At the height of the European debt crisis 2011–2012, Lynam was business correspondent with Newsnight and travelled to Cyprus, Spain, Belgium, Italy and Ireland to cover the sense of fear in many Eurozone countries.

He was also relief Business Presenter on BBC News and BBC Breakfast.

== Education ==
Lynam went to St Benildus College in Dundrum, Dublin, and went on to study International Commerce at University College Dublin (UCD) in Dublin.

== Broadcasting career ==
Lynam broke the story in August 2006 when a planned terror plot involving a liquid bomb on a UK plane was unearthed.

At the key G20 crisis summit in London in April 2009, Lynam was the first broadcast journalist to reveal live on BBC News with Emily Maitlis that the total amount of money pledged to fix the financial system was going to be $1.1trillion.

Lynam is widely credited with breaking the news that Ireland was in talks with the IMF and EU to get a bailout loan in November 2010. Although this was initially denied by the Irish government, it was proven to be true.

In March 2012, Lynam broke the story that the UK Government was in serious talks with Abu Dhabi with the view to selling it a substantial stake in RBS. This story led to a RBS share prices jumping 5% the following day.

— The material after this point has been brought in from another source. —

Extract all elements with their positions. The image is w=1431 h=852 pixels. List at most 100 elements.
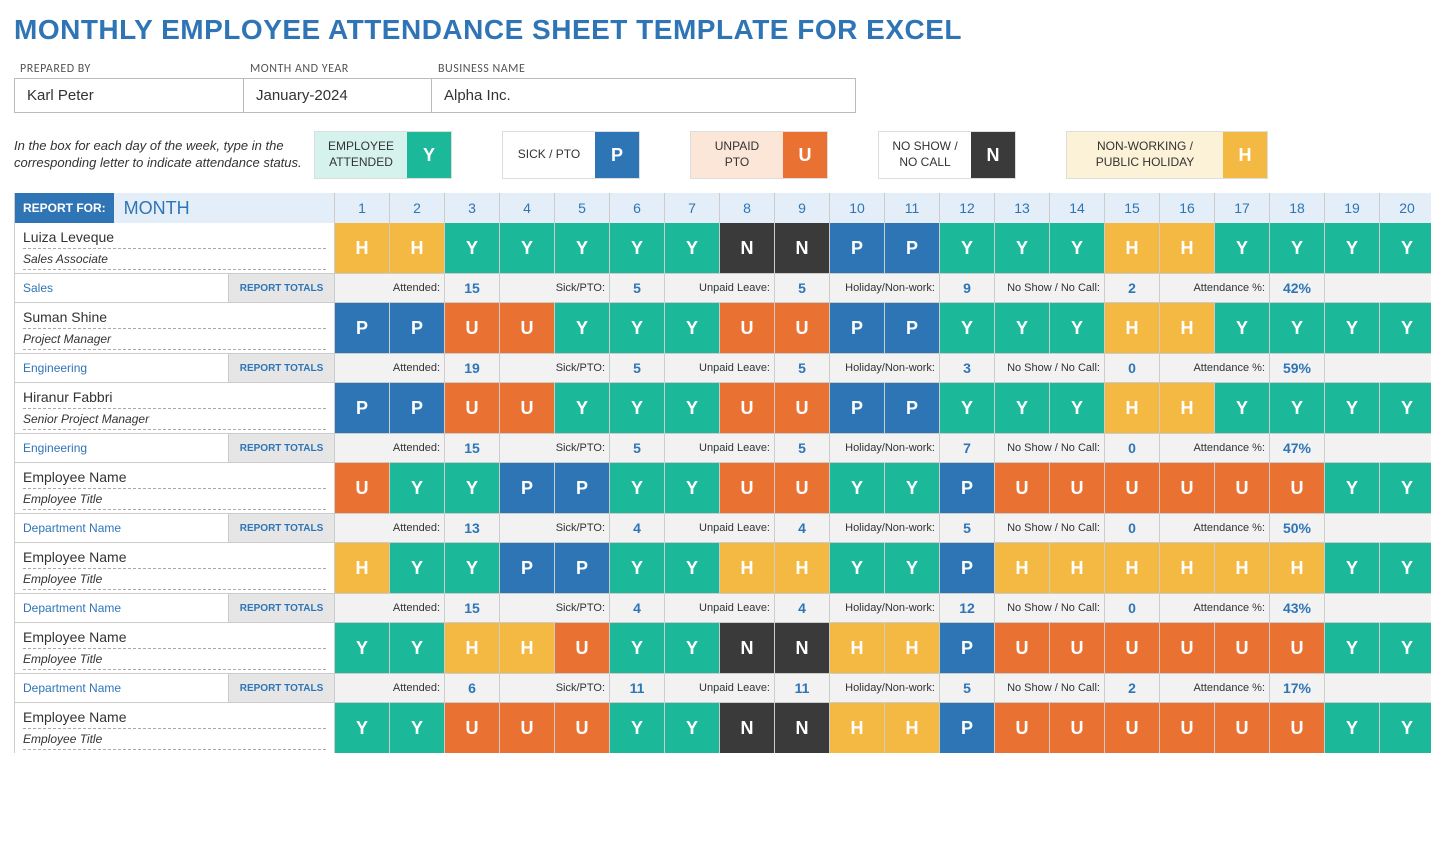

In September 2012, Lynam broadcast a report on Newsnight about alleged mis-selling by several UK based investment banks in Italy and how the UK regulator, the FSA, was made aware of it but failed to act.

In 2016 Lynam and the Money Box programme on Radio 4 were awarded the Wincott award for financial journalism for his work on fraud. He was the first to broadcast fraudsters on the phone in the act of defrauding a woman out of £12,000.

In 2017, he acquired the full highly critical report for the FCA into how RBS 'mistreated its small business customers'. This led to an enquiry by MPs on the Treasury Committee in the House of Commons. In 2018 he was awarded the 'Business Story of the Year' at the Headline Money Awards.

== Personal life ==
Lynam lives in Dublin with his Estonian wife Riina.

His father, also Joe Lynam, died in 2010. Joe senior had been RTÉ's show jumping correspondent in the 1980s. His mother, Christina Lynam, runs a charity Cara Malawi to which he regularly contributes.

In 2010, Lynam helped raise money for the Chiltern Centre for disabled children in Greys Road, Henley-on-Thames, and Power International in High Wycombe.

Before becoming a journalist, Lynam ran a chain of pubs in Germany in the 1990s and speaks fluent German.

Joe Lynam's second son was born in the front seat of his car on the way to the hospital. He attempted to get his wife, who was at the time his girlfriend, to hospital in time; he was not fast enough however – and the little boy Seán was born in his Vauxhall Astra estate on 21 June 2013. The story was widely covered in various media outlets including The Daily Telegraph and the BBC's in house magazine Ariel.